At the Australian 1978 King of Pop Awards the album won Most Popular Australian Album.

The band is shown on the cover of the album playing the Australian gambling game two-up, and the Sleeper Catcher is a participant who retrieves bets left behind by a tardy gambler in the game.
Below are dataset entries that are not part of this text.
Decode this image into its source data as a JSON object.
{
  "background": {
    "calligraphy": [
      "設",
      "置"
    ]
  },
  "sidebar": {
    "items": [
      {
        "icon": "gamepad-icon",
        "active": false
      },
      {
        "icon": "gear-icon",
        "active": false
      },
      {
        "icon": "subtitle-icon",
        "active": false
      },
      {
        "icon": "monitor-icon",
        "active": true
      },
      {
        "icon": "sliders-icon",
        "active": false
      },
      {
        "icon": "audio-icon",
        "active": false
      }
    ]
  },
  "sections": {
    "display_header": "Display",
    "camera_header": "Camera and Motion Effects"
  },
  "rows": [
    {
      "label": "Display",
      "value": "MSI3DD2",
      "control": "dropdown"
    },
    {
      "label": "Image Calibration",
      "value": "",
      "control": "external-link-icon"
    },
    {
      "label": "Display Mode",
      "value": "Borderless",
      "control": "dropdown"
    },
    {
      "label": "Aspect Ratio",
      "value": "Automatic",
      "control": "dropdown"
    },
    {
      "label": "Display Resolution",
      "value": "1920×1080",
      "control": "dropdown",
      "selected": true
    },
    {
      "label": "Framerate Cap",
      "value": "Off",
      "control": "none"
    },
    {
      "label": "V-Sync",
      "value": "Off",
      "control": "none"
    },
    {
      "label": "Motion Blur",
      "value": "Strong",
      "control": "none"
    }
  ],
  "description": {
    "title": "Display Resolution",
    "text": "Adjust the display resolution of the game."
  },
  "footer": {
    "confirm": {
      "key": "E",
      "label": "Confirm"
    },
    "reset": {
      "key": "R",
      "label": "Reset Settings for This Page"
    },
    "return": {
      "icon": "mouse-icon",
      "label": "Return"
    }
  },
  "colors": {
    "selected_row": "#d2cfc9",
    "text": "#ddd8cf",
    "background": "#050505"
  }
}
It was the band's last album to feature George McArdle on bass.

Professional ratings
Review scores
| Source | Rating |
| AllMusic | Star Half star |
| Christgau's Record Guide | C− |
| The Rolling Stone Album Guide | Star Half star |

==Track listing==
===Australian version===
- Side A
1. "Fall from Paradise" (Beeb Birtles/Graham Goble) - 3:59
2. "Lady" (Goble) - 4:50
3. "Red-Headed Wild Flower" (Birtles/Ed Nimmervoll) - 4:35
4. "Light of Day" (Birtles) - 8:03
- Side B
5. "So Many Paths" (Glenn Shorrock/Idris Jones) - 4:24
6. "Reminiscing" (Goble) - 4:13
7. "Sanity's Side" (Shorrock/Chris Dawes) - 4:14
8. "Shut Down Turn Off" (Shorrock) - 3:51
9. "One for the Road" (Birtles/Goble) - 4:01

===American version===
- Side A
1. "Shut Down Turn Off" (Shorrock) - 3:51
2. "Reminiscing" (Goble) - 4:13
3. "Red-Headed Wild Flower" (Birtles/Nimmervoll) - 4:35
4. "Light of Day" (Birtles) - 8:03

- Side B
5. "Fall from Paradise" (Birtles/Goble) - 3:59
6. "Lady" (Goble) - 4:50
7. "Sanity's Side" (Shorrock/Dawes) - 4:14
8. "So Many Paths" (Shorrock/Jones) - 4:24
9. "One for the Road" (Birtles/Goble) - 4:01
- Bonus tracks in the 1996 reissue
10. - "Take Me Home" (Birtles) - 3:49
11. "Changed and Different" (Goble) - 4:02

- Bonus track on the 2022 remaster
12. - "Recordando" (Goble) - 4:12

==Personnel==
- Glenn Shorrock - lead vocals
- David Briggs - lead and Roland synthesizer guitars
- Beeb Birtles - electric and acoustic guitars, vocals
- Graham Goble - electric and acoustic guitars, vocals, vocal arrangements
- George McArdle - bass
- Derek Pellicci - Sonor and Syndrums drums, percussion

- Additional musicians
- Vernon Hill - flute
- Bob Venier - flugelhorn
- Pam Raines - harp
- Peter Sullivan - electric and acoustic pianos
- Peter Jones - electric piano (2)
- Mal Logan - Hammond organ
- Ric Formosa - conductor, orchestral arrangements

== Charts ==

===Weekly charts===

| Chart (1978/79) | Peak position |
|---|---|
| Australia (Kent Music Report) | 4 |
| Canada Top Albums/CDs (RPM) | 16 |
| New Zealand Albums (RMNZ) | 12 |
| US Billboard 200 | 16 |

===Year-end charts===

| Chart (1978) | Position |
|---|---|
| Australia (Kent Music Report) | 18 |
| Canada Top Albums/CDs (RPM) | 96 |
| US Billboard 200 | 92 |
| Chart (1979) | Position |
| US Billboard 200 | 66 |

==Certifications==

| Region | Certification | Certified units/sales |
| Australia (ARIA) | 2× Platinum | 100,000^{^} |
| United States (RIAA) | Platinum | 1,000,000^{^} |
^{^} Shipments figures based on certification alone.